Perdem a historiografia e a população brasileira; vencem a burocracia estatal e a intriga palaciana. Esse é o balanço da aprovação, pelo Senado Federal, da medida provisória que concede ao governo o poder de manter certos documentos, classificados de ultra-secretos, indefinidamente sob sigilo. O texto deve ir agora à sanção presidencial.
O segredo eterno viola o princípio democrático e republicano de que os atos de autoridades devem ser tão transparentes quanto possível. É claro que existem situações em que o sigilo é necessário -como os planos de defesa do país-, mas esses devem ser casos excepcionais, e o segredo jamais poderia se estender para além de um prazo fixado em lei.
A MP 228 fere ambas as condições. O texto faculta a uma comissão de membros do próprio governo escolher, entre os papéis ultra-secretos, aqueles que possam ameaçar "a soberania, a integridade territorial nacional ou as relações internacionais do país" e tirá-los de circulação por prazo indefinido, privando a população de saber como agiram seus governantes mesmo depois de passados séculos dos fatos.

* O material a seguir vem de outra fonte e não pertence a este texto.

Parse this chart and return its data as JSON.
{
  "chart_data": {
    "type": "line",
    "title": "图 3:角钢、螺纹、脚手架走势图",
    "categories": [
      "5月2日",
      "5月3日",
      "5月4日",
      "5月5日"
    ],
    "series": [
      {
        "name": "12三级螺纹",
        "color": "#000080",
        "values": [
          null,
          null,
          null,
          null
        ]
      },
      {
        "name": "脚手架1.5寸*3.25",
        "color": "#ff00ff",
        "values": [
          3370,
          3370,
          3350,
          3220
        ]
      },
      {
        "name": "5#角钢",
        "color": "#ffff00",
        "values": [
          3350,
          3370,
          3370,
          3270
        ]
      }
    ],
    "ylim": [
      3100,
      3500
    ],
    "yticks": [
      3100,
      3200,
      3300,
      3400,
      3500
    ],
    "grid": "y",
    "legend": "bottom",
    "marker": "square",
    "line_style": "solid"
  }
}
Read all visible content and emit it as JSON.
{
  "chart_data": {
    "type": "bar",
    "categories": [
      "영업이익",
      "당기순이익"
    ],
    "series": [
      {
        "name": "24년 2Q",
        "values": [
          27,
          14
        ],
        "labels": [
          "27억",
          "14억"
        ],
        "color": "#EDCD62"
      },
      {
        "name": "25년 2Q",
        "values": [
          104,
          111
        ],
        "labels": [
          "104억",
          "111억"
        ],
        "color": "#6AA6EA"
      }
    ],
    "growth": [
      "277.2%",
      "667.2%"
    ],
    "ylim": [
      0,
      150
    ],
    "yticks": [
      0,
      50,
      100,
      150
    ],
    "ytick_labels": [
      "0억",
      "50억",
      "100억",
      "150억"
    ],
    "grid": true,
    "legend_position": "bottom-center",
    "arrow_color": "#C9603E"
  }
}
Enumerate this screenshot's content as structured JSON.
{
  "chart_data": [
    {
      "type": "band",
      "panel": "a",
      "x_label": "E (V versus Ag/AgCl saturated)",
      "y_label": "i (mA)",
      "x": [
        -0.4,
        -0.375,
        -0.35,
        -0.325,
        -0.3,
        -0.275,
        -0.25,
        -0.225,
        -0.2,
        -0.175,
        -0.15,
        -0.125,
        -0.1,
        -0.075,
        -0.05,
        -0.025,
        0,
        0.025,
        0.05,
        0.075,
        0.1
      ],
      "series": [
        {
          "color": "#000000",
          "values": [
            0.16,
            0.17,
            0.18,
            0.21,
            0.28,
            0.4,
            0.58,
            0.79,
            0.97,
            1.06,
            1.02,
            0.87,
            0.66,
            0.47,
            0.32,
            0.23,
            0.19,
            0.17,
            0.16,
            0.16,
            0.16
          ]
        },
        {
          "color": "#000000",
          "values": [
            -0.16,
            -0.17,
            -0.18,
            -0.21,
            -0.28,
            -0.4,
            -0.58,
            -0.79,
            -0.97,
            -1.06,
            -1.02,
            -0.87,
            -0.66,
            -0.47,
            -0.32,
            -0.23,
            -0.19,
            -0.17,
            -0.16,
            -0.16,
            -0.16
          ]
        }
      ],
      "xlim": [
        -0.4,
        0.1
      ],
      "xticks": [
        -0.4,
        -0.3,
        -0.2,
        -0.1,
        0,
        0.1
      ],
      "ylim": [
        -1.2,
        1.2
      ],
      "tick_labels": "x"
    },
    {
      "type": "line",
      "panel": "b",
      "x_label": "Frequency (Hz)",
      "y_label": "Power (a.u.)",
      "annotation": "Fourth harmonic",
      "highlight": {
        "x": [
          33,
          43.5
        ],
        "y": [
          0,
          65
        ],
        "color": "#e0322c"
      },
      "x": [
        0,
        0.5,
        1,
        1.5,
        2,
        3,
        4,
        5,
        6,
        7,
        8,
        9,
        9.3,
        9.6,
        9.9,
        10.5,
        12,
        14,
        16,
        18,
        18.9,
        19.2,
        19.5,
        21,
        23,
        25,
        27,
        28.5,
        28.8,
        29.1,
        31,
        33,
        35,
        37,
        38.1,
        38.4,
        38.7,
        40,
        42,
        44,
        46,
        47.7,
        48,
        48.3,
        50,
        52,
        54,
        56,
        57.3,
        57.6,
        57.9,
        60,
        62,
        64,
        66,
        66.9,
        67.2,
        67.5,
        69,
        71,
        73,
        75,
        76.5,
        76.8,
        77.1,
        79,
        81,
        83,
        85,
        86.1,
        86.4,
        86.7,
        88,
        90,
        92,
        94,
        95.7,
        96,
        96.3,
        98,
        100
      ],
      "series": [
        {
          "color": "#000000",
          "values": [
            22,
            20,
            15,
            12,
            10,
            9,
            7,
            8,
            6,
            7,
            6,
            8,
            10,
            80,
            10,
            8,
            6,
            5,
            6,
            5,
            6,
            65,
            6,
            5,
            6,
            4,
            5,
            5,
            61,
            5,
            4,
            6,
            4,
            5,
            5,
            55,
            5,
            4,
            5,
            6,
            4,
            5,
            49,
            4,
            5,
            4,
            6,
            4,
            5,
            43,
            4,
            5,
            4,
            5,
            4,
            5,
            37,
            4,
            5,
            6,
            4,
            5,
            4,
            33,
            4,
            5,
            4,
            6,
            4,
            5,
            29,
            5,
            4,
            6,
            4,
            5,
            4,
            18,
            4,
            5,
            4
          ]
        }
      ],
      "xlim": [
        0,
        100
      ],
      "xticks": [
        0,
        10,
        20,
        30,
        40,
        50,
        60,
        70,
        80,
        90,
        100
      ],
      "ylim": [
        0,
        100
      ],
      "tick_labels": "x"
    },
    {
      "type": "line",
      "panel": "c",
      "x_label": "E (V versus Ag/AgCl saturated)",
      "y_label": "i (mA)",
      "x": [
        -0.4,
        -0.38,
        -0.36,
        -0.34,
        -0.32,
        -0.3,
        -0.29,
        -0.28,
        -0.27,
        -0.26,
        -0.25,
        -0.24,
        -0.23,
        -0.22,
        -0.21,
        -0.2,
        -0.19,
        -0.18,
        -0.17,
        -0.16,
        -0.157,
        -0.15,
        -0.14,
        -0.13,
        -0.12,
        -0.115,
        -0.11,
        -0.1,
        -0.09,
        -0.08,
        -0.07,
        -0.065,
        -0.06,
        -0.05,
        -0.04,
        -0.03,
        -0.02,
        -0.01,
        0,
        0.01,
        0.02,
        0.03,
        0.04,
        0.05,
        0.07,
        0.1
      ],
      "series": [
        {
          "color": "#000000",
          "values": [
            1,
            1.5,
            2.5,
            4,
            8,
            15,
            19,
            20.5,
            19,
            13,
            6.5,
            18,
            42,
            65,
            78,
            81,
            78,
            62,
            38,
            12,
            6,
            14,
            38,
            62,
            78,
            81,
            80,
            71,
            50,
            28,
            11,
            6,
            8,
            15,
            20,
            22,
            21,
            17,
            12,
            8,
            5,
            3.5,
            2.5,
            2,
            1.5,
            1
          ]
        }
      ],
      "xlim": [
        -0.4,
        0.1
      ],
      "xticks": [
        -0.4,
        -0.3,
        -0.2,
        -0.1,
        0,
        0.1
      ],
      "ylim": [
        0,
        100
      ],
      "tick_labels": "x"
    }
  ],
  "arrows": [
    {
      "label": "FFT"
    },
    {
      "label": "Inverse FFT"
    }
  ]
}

É até difícil imaginar que grande segredo petistas, militares e diplomatas estejam tão empenhados em preservar. Rumores dão conta de que o objetivo seria evitar que os paraguaios descubram que autoridades brasileiras subornaram árbitros internacionais para beneficiar o Brasil na definição das fronteiras que se seguiu à Guerra do Paraguai (1864-70).
Tais preocupações, porém, soam até anedóticas nos dias de hoje. Seria um custo muito alto para guardar um segredo de polichinelo. É escandaloso que um governo que se diz comprometido com a transparência conspire para privar o país de conhecer a sua própria história.